She was such a small girl, really. As she walked through the graveyard clutching her small almost weak bunch of flowers, she felt tiny and lost. The gravestones seemed to tower over her, a maze of the dead. It was dark because she hadn't wanted to go through the day. Harry Potter was more famous in death than he'd even been in life and his grave was a busy place; she wanted to be alone.

It was her first time coming to see him.

It had taken her a long time to summon up the courage. More than a month.

But then courage wasn't really her thing. She'd never lost anybody so important to her and she never really visited the cemetery. Certainly not on her own. As she looked around, a surge of childish ghoulish fear rose irrationally through her.

She felt very young and small and lost…

And when she finally came along Harry's grave, something inside her seemed to break. It hit her again, like she'd known it would. No real gravestone there yet, just a marker and a huge mesh of flowers from his many loved ones and admirers.

Her flowers were so small in comparison to everybody else's.

The torrential crying time had passed but she still had no control over the little tears that leaked onto her cheeks. She shook slightly but that was more over the cold than with emotion.

"Harry…" she breathed but couldn't say anything more for the minute. She felt slightly foolish in the dark, unsure how to make the connection with this piece of ground and with the boy with the messy black hair and shiny green eyes.

And then she kneeled down and just looked at the little marker that bore only two words: Harry Potter. Soon, there'd be a huge gravestone with some fancy beautiful inscription on it. It would be grand and heart wrenching, fit for a hero. After all he had saved the world.

Ginny didn't have the same way with words, sadly. She couldn't properly express everything that seemed to squirm inside her. But for Harry's sake, she felt she ought to try.

And when the words came, they didn't stop. Once she started talking, she was no longer talking to the piece of earth. She was talking to Harry. It took her a while to start, a while to gather her thoughts. But the words she spoke came from the heart.

"Harry…." she whispered. "I miss you." She paused, shook her head and tried again. "I think about you all the time. Sometimes I still can't believe it, and sometimes I'm so angry that you were the one that had to die. But most of the time, I'm just sad. I hope you know how much I cared about you, how much you really did mean to me. You helped me grow up so much Harry, grow up from that little shy girl into somebody who could help you, who could fight, who could believe in herself.

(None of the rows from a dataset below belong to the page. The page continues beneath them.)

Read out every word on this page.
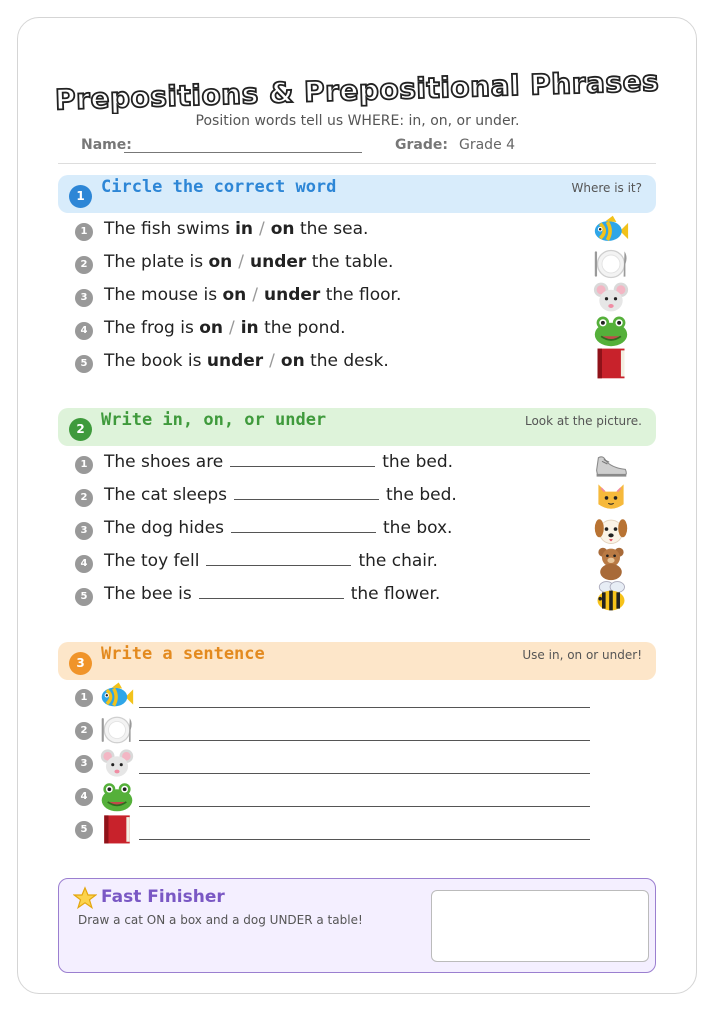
Prepositions & Prepositional Phrases
Position words tell us WHERE: in, on, or under.
Name:	Grade: Grade 4
1 Circle the correct word	Where is it?
1 The fish swims in / on the sea.
2 The plate is on / under the table.
3 The mouse is on / under the floor.
4 The frog is on / in the pond.
5 The book is under / on the desk.
2 Write in, on, or under	Look at the picture.
1 The shoes are	the bed.
2 The cat sleeps	the bed.
3 The dog hides	the box.
4 The toy fell	the chair.
5 The bee is	the flower.
3 Write a sentence	Use in, on or under!
1
2
3
4
5
Fast Finisher
Draw a cat ON a box and a dog UNDER a table!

"Before I met you, before we came so close, I was so confused. But you're a fighter, Harry. I saw all the battles you went through, and yet you didn't give up. I saw how much you cared and loved all your friends, how much you helped us all. You were so brave…and strong….Harry, you help me be strong too.

"I thought before what would happen if you died, Harry. I wondered how I'd cope. And I honestly didn't think I'd be able to. I thought if you died, I'd just crumble up. But I haven't, Harry. I'm stronger than I thought. I'm coping. And I'm helping the others cope to."

She looked up slightly to the stars before back at the grave again.

"I think you'd be proud of me. Like I was always proud of you."

Ginny wiped at her face one more time, surprised to find it dry despite the emotional quiver in her voice.

"I love you, Harry Potter. But I'm okay. And I know you're okay too. Rest in peace, Harry."

And she meant it. She wanted Harry Potter to finally find some peace, some rest. God knows he hadn't had enough of it in his short life.

She lay her little bunch of wild flowers down and instantly they were hidden and lost amongst the other huge arrangements. Insignificant. But as she walked away, she knew they were there. A piece of her was with him like a piece of him was still with her.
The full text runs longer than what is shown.